Normal quantities of any food along with a 10-12-glass water intake should not create a problem for most people. But if genetically, you have a family history of kidney stone or gout (uric acid) problem then you should be careful to restrict certain foods. It is useful to find out what kind of stone is being formed and then be specific about the foods you avoid.
The most common stones are calcium oxalates or uric acid. Foods rich in oxalates, calcium and uric acid are as follows.
Oxalate - almonds, cashew nuts, peanuts, chocolates, cocoa, spinach, tomato, strawberry, chickoo, custard apple, beef and tea.
Calcium - large amounts of milk, curd, cheese, paneer and milk cream, egg yolk, cauliflower, beans, potato, figs.
Uric acid - organ meats, kidney, liver, brain, beef, small fish, prawns, meat gravies, meat soups, spinach, French Beans, & Pulses - channa, rajma, moong, etc.
Alcohol - consumption must be avoided or very strictly restricted in the above conditions as it causes dehydration and worsens the condition.
Fiber - High fiber diets with plenty of salads is seen to have a significant effect in controlling and reducing the precipitation of kidney stone.
People trying weight reduction by low carbohydrate and high protein diets-namely, Atkins diet, keto diet, low carb diet, etc, can end up with kidney problems due to a build-up of nitrogen and overworked kidneys.
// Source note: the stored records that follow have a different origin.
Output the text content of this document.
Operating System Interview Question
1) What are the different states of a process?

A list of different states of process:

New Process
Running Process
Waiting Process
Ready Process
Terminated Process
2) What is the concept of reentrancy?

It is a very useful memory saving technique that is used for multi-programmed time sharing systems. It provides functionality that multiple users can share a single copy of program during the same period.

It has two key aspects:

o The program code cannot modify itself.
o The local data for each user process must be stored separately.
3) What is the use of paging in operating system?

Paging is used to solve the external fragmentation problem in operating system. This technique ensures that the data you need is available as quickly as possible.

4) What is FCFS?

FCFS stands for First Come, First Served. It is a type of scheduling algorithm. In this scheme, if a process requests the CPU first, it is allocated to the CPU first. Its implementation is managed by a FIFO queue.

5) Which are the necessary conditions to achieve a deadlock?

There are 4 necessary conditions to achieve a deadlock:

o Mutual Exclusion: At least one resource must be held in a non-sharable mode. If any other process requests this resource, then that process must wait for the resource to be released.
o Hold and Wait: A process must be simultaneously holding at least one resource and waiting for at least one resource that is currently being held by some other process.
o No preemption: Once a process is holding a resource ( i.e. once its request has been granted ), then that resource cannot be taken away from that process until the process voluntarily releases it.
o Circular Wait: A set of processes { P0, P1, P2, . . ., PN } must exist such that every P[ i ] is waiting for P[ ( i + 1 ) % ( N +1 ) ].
Those who do crash diets like G.M. diet, cabbage soup diet, naturopathy diets, etc. have not only fat breakdown but also protein and muscle breakdown and these waste products again overload the kidney and cause problems.
Young sports people who eat large quantities of chicken and other protein foods or take protein supplements without proper medical super vision can have a kidney problem. Also those who take large doses of vitamin and mineral supplements like Vit C, zinc, calcium,etc. can over tax the kidney.